Predictive Analytics Module

Glowing globe with bar graphAttivio’s Predictive Analytics Module adds the power of prediction to the Active Intelligence Engine® (AIE), making information quickly actionable across every possible source. With Attivio’s Predictive Analytics, data scientists and other professionals who have moderate programming and data analysis experience can easily create predictive models, using large amounts of data and human-generated content.

Recent research from MIT also shows that traditional predictive analytics error rates are reduced by as much as 30% when combined with unstructured information that more accurately reflects sentiment along with actual behavior.¹

The three key components of the Attivio Active Intelligence Engine Predictive Analytics module are:


Attivio’s Predictive Analytics module includes a generalized component that uses a wide variety of data for training and classification. For example, it can learn how to assign users in a social network into groups based on their emails.

A number of different sub-techniques are offered, including support vector machines and logistic regression.


Using the same approach described for classification, we train and predict using numbers rather than labels. An example would involve learning how many stars to assign a product rating, based on the review text. Another example would be stock market predictions based on news articles.

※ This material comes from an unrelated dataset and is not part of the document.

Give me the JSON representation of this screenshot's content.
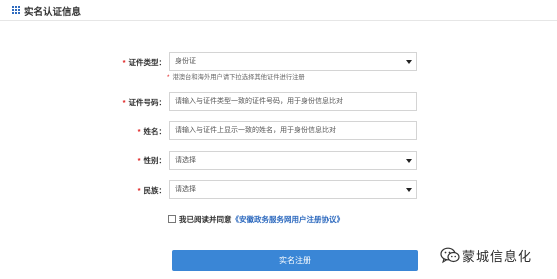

As with classification, there are a number of regression techniques included in the regression component including, among others, least-squares regression.

Pair Correlation

Another common predictive analytics challenge is finding the statistically significant co-occurrences between pairs of items. For example, a customer might have a stream of sales transactions, within which are pairs of items that a customer has bought at the same time. We can find the items that people tend to buy together most often, so, for example, if the retailer sees a customer has selected product A, they can recommend to the customer that they might also want product B (since many other customers who bought A also bought B).

Use Case Example: Stock Prediction

In a recent test, we collected a month’s worth of financial news (approximately 10 million articles) plus the opening and closing prices of a dozen diverse stocks. For each stock, we found all the articles that mentioned that stock and then combined all the words from all those articles into a “bucket.” This produced a data vector for a month of trading days and the percentage the stock went up or down each day. We then did a least-squares regression for each stock, to predict its movement each day to produce a model.

We tested the model over ten days making virtual market trades as follows: start the ten testing days with $100 in each of the dozen stocks. Each day, we would buy the stock at the start of the trading day and sell it at the end of the day, if the model predicted the stock would go up, or sell the stock at the start of the trading day and buy it at the end of the day if the model predicted the stock would go down.

At the end of our ten virtual days, we had made a 4.7% profit. Our control, a random strategy, would have lost about 0.1%. Note that the results were statistically significant, so we weren't just lucky!

This is a particularly good example because these results did not come from a deep understanding of stocks, but rather from a straightforward application of regression models to unstructured content.

¹ The Future of Prediction: How Google Searches Foreshadow Housing Prices and Sales, Professor Eric Brynolfsen, Massachusetts Institute of Technology (MIT) - Sloan School of Management; National Bureau of Economic Research (NBER), August 20, 2013.